Several people had issues with a wonky and unprofessional hemline. I think this is due to the instructions not being exactly clear – it’s almost as if they copied/pasted the instructions over from the binding. It’s a facing, not a binding, so the raw edges should be aligned (not said, but if you note they ask you to trim said edges in the next step.) Then the superfluous line, “trim raw edge of binding close to stitching” could lead to confusion. There is no raw edge if you complete a facing, as it’s encased by the top-stitching, and it’s not a binding. The instruction doesn’t belong there.
Last, it has you press, but don’t press the fold line. I did, and you can see from the pictures that I need to press that out from the shoulders down.
In all, this is an easy top, but for one or two places.

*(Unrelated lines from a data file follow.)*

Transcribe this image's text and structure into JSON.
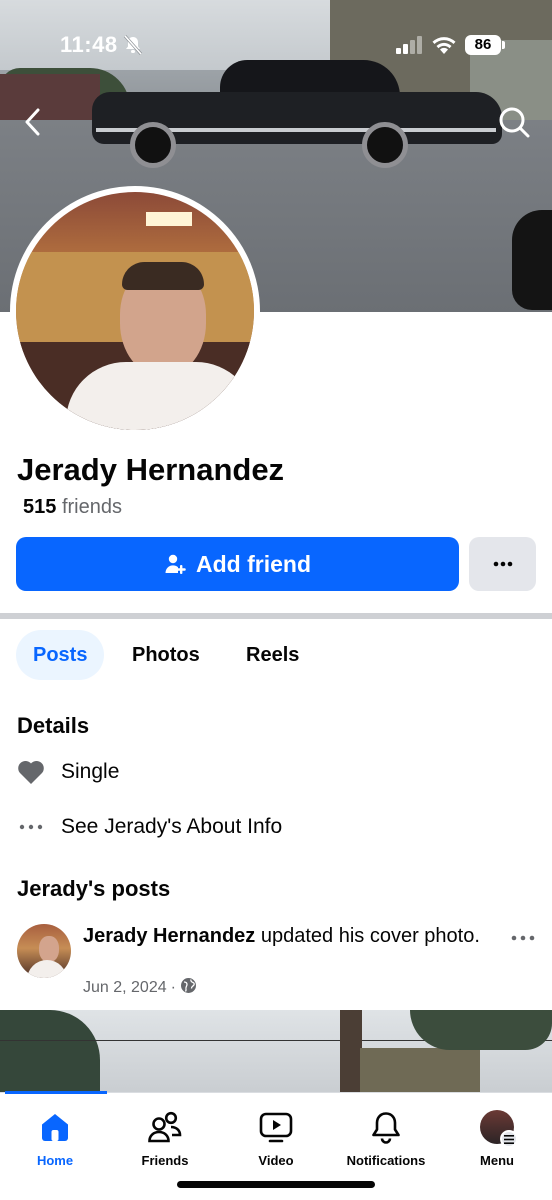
{
  "status_bar": {
    "time": "11:48",
    "battery": "86"
  },
  "profile": {
    "name": "Jerady Hernandez",
    "friends_number": "515",
    "friends_label": "friends",
    "add_friend_label": "Add friend"
  },
  "tabs": [
    {
      "label": "Posts",
      "active": true
    },
    {
      "label": "Photos",
      "active": false
    },
    {
      "label": "Reels",
      "active": false
    }
  ],
  "details": {
    "title": "Details",
    "relationship": "Single",
    "about_link": "See Jerady's About Info"
  },
  "posts_section": {
    "title": "Jerady's posts"
  },
  "post": {
    "author": "Jerady Hernandez",
    "action": " updated his cover photo.",
    "date": "Jun 2, 2024",
    "separator": "·"
  },
  "bottom_nav": [
    {
      "label": "Home",
      "icon": "home-icon",
      "active": true
    },
    {
      "label": "Friends",
      "icon": "friends-icon",
      "active": false
    },
    {
      "label": "Video",
      "icon": "video-icon",
      "active": false
    },
    {
      "label": "Notifications",
      "icon": "bell-icon",
      "active": false
    },
    {
      "label": "Menu",
      "icon": "profile-menu-icon",
      "active": false
    }
  ],
  "colors": {
    "accent": "#0866ff",
    "secondary_text": "#65676b",
    "secondary_button": "#e4e6eb",
    "active_tab_bg": "#ebf5ff"
  }
}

Fitting: Several reviewers suggested this ran small – was tight across the back. I made it in a size 12, my regular size these days. The muslin, which has less give, suggested a ever so slightly snug fit. I did nothing to adjust here, and in the silk, I don’t feel any snugness. I’m happy with the fit. I do suspect that you could have a wardrobe malfunction if you don’t watch your posture in this top. I’ll be wearing it with jeans tonight, and we’ll see how many times my husband points out the lack of modesty…
What I learned: Basting is my friend. It’s much easier to sew a basted seam than a pinned one. Takes a little more time, but I didn’t rip out a single seam, so maybe it doesn’t take more time. I will say to be super careful pulling out the basting; I damaged the fabric as you can see in the picture. Black is hard to photograph – and it also hides mistakes. I also learned to take my time. I need to sew more often to work on my skills, but I was pretty pleased with the quality of my hand-stitching – not perfect, but I’m gaining the confidence to tackle more difficult items… like the jacket, which is next (after two other things on the sewing table).
This looks better on, than on the dressform, and black is very difficult to photograph.